# [Math] tangent bundle and normal bundle

differential-geometrymanifolds

I have a problem about tangent bundle. It is known that the tangent bundle of most manifolds is not trivial: for example, the tangent bundle for $S^2$ is not $S^2\times \mathbb{R}^2$. However, for a surface embedded in $\mathbb{R}^n$, the normal bundle is simply a direct product (for example, in Novikov et al. book "Modern Geometry").

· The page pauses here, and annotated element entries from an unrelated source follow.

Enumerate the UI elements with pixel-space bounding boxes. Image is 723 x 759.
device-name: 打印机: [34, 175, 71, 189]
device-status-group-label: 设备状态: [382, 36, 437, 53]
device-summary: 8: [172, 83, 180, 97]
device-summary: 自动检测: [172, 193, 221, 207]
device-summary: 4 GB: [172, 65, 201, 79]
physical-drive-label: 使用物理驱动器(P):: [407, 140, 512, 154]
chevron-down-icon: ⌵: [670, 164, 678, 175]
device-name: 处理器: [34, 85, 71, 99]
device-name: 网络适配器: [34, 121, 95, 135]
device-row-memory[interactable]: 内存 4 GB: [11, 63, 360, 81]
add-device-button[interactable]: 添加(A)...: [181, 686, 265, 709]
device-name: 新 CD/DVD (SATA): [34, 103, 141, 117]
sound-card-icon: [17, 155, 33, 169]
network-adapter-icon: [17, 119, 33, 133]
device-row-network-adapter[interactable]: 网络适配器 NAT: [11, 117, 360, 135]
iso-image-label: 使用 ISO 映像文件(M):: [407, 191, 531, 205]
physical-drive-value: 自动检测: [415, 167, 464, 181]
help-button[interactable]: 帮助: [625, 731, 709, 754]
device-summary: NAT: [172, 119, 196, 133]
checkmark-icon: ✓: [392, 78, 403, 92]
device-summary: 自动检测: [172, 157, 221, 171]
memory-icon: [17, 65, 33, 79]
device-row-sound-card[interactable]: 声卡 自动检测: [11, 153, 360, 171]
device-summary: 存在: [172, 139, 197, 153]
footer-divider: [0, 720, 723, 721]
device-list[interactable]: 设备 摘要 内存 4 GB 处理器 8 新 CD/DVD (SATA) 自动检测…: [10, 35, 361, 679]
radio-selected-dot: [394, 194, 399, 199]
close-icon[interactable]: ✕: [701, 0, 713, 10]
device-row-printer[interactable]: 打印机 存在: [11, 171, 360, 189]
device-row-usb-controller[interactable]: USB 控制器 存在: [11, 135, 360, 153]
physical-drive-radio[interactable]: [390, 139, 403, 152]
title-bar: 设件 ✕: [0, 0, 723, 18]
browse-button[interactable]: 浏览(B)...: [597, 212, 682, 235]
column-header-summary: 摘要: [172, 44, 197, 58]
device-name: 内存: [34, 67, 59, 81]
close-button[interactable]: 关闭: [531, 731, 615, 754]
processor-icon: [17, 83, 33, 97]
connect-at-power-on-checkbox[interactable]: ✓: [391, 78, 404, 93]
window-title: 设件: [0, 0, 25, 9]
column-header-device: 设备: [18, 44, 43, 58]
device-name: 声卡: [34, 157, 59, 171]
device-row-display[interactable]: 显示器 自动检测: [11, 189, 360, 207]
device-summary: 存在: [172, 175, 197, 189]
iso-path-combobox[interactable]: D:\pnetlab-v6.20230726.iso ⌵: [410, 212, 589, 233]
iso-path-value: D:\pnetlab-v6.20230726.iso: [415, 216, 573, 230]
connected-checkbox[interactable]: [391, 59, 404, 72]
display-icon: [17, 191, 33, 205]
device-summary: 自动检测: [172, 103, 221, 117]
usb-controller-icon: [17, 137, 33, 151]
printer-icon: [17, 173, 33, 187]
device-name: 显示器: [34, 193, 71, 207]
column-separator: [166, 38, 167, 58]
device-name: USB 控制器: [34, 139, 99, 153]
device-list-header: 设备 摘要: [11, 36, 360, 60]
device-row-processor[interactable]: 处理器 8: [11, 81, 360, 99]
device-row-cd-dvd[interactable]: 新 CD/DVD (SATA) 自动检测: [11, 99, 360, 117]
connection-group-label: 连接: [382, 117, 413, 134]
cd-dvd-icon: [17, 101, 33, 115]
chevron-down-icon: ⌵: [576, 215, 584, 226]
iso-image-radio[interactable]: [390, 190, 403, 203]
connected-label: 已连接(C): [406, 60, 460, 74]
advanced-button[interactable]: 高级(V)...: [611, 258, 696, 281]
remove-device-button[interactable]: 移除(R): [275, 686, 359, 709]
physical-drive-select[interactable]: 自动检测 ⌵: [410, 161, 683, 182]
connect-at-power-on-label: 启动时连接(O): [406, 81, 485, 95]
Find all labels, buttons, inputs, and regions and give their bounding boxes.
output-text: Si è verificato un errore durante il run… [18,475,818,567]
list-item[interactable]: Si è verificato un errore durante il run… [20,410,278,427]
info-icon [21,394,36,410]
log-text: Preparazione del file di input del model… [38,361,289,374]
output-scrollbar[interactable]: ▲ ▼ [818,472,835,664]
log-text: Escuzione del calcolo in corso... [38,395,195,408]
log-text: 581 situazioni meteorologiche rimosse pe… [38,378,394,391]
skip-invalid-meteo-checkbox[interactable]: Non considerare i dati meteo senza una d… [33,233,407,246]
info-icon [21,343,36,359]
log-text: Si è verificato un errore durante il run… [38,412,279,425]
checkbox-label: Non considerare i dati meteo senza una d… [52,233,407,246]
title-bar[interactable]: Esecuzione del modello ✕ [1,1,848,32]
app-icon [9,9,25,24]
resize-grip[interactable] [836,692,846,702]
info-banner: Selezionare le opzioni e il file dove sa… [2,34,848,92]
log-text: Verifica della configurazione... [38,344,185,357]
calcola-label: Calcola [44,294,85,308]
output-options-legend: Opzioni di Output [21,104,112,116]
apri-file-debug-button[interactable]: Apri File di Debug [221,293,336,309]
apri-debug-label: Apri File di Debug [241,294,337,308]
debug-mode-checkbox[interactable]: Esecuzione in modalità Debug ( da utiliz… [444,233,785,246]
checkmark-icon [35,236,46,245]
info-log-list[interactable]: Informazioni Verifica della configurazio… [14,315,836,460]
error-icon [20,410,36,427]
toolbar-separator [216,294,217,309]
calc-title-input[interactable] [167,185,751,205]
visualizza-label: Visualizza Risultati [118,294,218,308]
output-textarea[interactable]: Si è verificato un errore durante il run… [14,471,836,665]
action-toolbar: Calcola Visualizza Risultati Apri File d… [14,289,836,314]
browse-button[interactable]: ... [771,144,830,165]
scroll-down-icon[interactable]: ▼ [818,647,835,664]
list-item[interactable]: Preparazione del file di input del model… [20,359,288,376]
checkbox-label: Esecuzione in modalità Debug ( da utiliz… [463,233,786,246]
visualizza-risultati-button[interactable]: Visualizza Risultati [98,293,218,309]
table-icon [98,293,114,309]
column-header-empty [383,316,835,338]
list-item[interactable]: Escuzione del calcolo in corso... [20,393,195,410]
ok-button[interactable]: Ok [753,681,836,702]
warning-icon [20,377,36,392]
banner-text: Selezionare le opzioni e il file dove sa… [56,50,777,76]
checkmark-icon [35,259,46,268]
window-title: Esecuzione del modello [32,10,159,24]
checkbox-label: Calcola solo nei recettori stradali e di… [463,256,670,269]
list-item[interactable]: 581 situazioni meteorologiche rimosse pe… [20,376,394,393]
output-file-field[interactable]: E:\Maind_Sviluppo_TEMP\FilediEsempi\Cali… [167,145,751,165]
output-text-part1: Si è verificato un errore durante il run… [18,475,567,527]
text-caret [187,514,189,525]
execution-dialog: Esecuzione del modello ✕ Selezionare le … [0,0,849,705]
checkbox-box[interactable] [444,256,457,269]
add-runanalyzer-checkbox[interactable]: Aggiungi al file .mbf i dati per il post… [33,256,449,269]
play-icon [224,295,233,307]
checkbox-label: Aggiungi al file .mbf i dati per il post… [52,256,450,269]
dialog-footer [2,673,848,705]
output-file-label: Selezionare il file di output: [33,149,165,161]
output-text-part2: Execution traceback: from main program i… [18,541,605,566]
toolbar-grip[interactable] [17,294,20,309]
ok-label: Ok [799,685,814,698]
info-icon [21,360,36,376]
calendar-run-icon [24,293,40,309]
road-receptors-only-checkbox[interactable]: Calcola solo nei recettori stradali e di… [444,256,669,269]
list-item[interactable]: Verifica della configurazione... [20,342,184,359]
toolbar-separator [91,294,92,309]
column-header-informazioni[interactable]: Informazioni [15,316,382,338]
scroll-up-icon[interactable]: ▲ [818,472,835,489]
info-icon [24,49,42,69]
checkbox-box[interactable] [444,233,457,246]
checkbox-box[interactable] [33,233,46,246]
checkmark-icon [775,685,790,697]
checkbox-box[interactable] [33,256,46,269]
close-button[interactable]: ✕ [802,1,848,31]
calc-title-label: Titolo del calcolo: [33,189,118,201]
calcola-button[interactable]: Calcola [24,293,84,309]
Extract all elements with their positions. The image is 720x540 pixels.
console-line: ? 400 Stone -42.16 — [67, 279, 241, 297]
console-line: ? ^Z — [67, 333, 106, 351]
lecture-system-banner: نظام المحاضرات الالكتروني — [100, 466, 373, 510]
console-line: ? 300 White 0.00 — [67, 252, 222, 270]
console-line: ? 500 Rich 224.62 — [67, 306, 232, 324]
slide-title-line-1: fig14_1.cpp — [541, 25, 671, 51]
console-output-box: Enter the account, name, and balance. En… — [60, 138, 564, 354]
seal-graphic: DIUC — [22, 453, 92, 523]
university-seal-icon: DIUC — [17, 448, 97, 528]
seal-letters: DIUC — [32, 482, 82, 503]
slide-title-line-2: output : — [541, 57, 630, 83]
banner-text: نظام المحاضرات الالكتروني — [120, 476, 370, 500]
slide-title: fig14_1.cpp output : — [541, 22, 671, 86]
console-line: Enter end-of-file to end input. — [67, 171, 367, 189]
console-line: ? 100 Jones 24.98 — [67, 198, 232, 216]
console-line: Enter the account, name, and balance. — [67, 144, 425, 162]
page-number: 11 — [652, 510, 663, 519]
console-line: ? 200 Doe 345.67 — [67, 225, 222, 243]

So how to visualize tangent bundle and normal bundle? When I try to visualize them, I just imagine a manifold with a tangent (normal) plane attached at each point. Why is this not a product space? And what is the difference between tangent bundle and normal bundle from this point?

Thanks a lot!

In general it's pretty difficult to visualise tangent bundles given that they have dimension twice the dimension of the base manifold; for example, $TS^2$ is $4$-dimensional. However, one can prove indirectly that this bundle is non-trivial (i.e. not a product). If it were a product, then it would have a nowhere-zero section. In other words, one could construct a continuous vector field on the sphere which doesn't vanish anywhere (explicitly, if $TS^2 \cong S^2 \times \mathbb{R}^2$ then we could take our vector field to be constant $(1, 0)$ in the second factor). And this is impossible, by the hairy ball theorem.
An example of a non-trivial normal bundle is easier. Here's one way. If $M$ is the total space of some vector bundle, and $N$ is the zero section, then the normal bundle of $N$ in $M$ is simply the bundle $M$ itself. So if $M$ is non-trivial (say $M$ is the Mobius bundle, i.e. a cylinder with a 'half twist'; this is non-trivial for the 'no nowhere-zero sections' reason above) then $N$ has non-trivial normal bundle in $M$.
As for why the tangent and normal bundles need not be the same, in general they don't even have the same dimension. If $N$ is an $n$-dimensional submanifold of an $m$-manifold $M$ then $TN$ is $2n$-dimensional whilst the normal bundle is $m$-dimensional.